|Is Apple Reading Your iMessages?|
|By JOANNA STERN (@joannastern)||Oct 18, 2013, 1:43 PM|
Apple has long said that it cannot read or see the messages you send using its iMessage service, but new evidence from security researchers seems to fly in the face of that claim.
Presenting at a Hack in the Box Conference in Kuala Lumpur, Malaysia, Quarkslab has found that Apple's encrypted iMessages could be read by the company or a third party.
"As Apple claims, there is end-to-end encryption," Quarkslab wrote in a white paper published on its website. "The weakness is in the key infrastructure as it is controlled by Apple: They can change a key anytime they want, thus read the content of our iMessages."
The extremely technical paper details how Apple's uses well-known algorithms in its cryptography, and how the company uses the same servers and Push protocol as other services. In short, it says that because Apple controls what happens between the sender and the receiver of the message, it could see messages.

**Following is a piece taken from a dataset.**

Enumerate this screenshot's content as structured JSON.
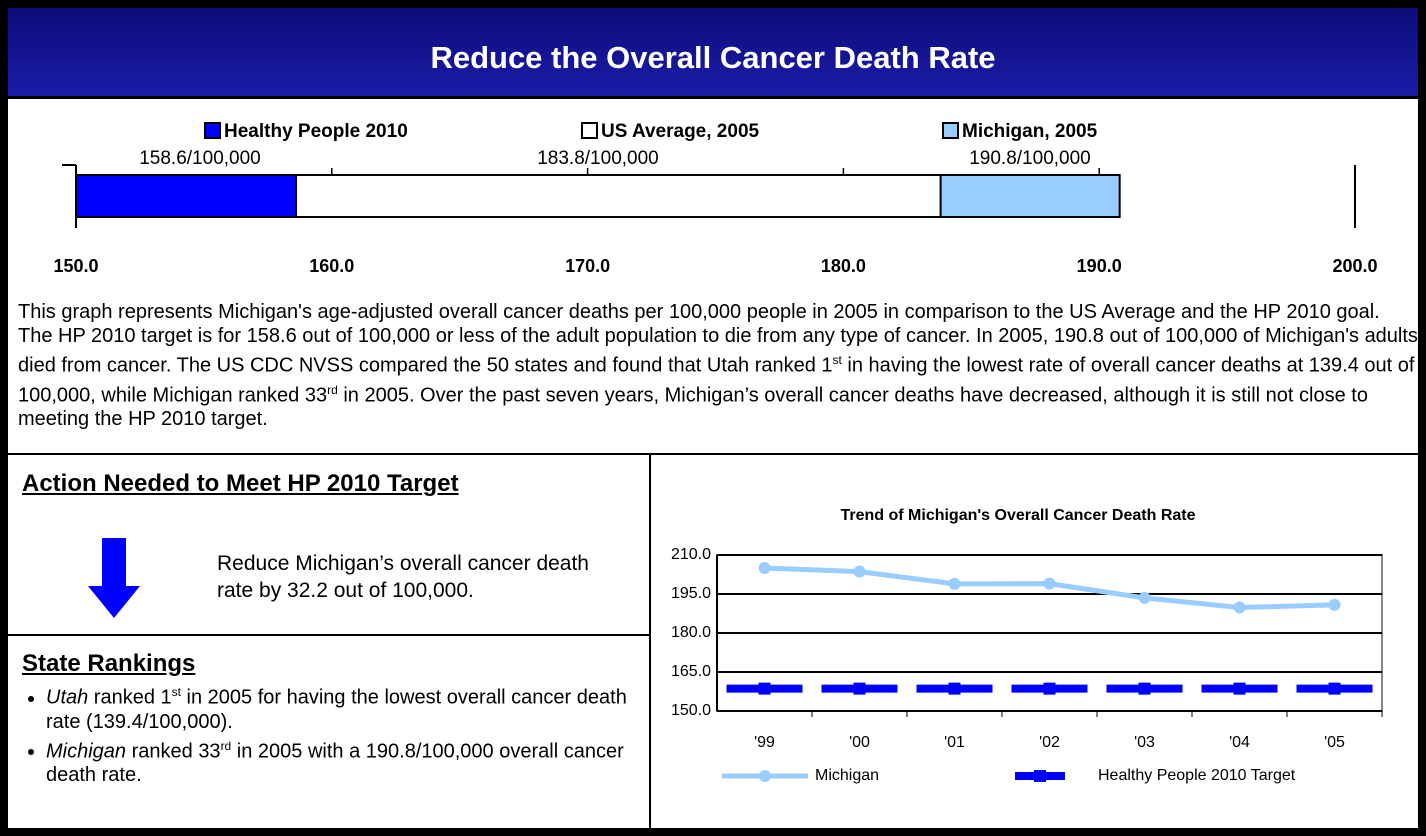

A new video posted on tech website ZDNet also shows off how the exploit would work. The researchers extracted the iMessage keys so they were able to see the messages that were sent in real time on a computer. They were also able to decrypt the messages.
Still, while Quarkslab demonstrates the vulnerability, it specifically states that Apple does not do this.
"What we are not saying: Apple reads your iMessages," the report states. "What we are saying: Apple can read your iMessages if they choose to, or if they are required to do so by a government order."
The issue was raised in relation to Apple's reported involvement with the National Security Agency and the PRISM spying program, which claims that the government was tapping into its servers as well as the servers of other major technology companies, including Microsoft, Google and Facebook. Apple, however, maintains, just as it did when PRISM was first reported, that its iMessage service has been built to restrict even Apple from reading messages.
"iMessage is not architected to allow Apple to read messages," Apple spokeswoman Trudy Muller told ABC News. "The research discussed theoretical vulnerabilities that would require it, and Apple has no plans or intentions to do so." AllThingsD first reported on Apple's response.
Security expert Robert Siciliano added, though, that there "will never be any guarantee" that these companies don't have access to your messages, regardless if they make assurances like the ones Snapchat or Apple has. Users shouldn't expect that level of security for their sent or received messages, but, still, he said general users shouldn't be worried about this particular iMessage issue.
"If you are a high-profile drug dealer or high on the FBI watch list, then maybe you would want to watch out," Siciliano told ABC News, but regular users shouldn't be on alert about this. Just be aware."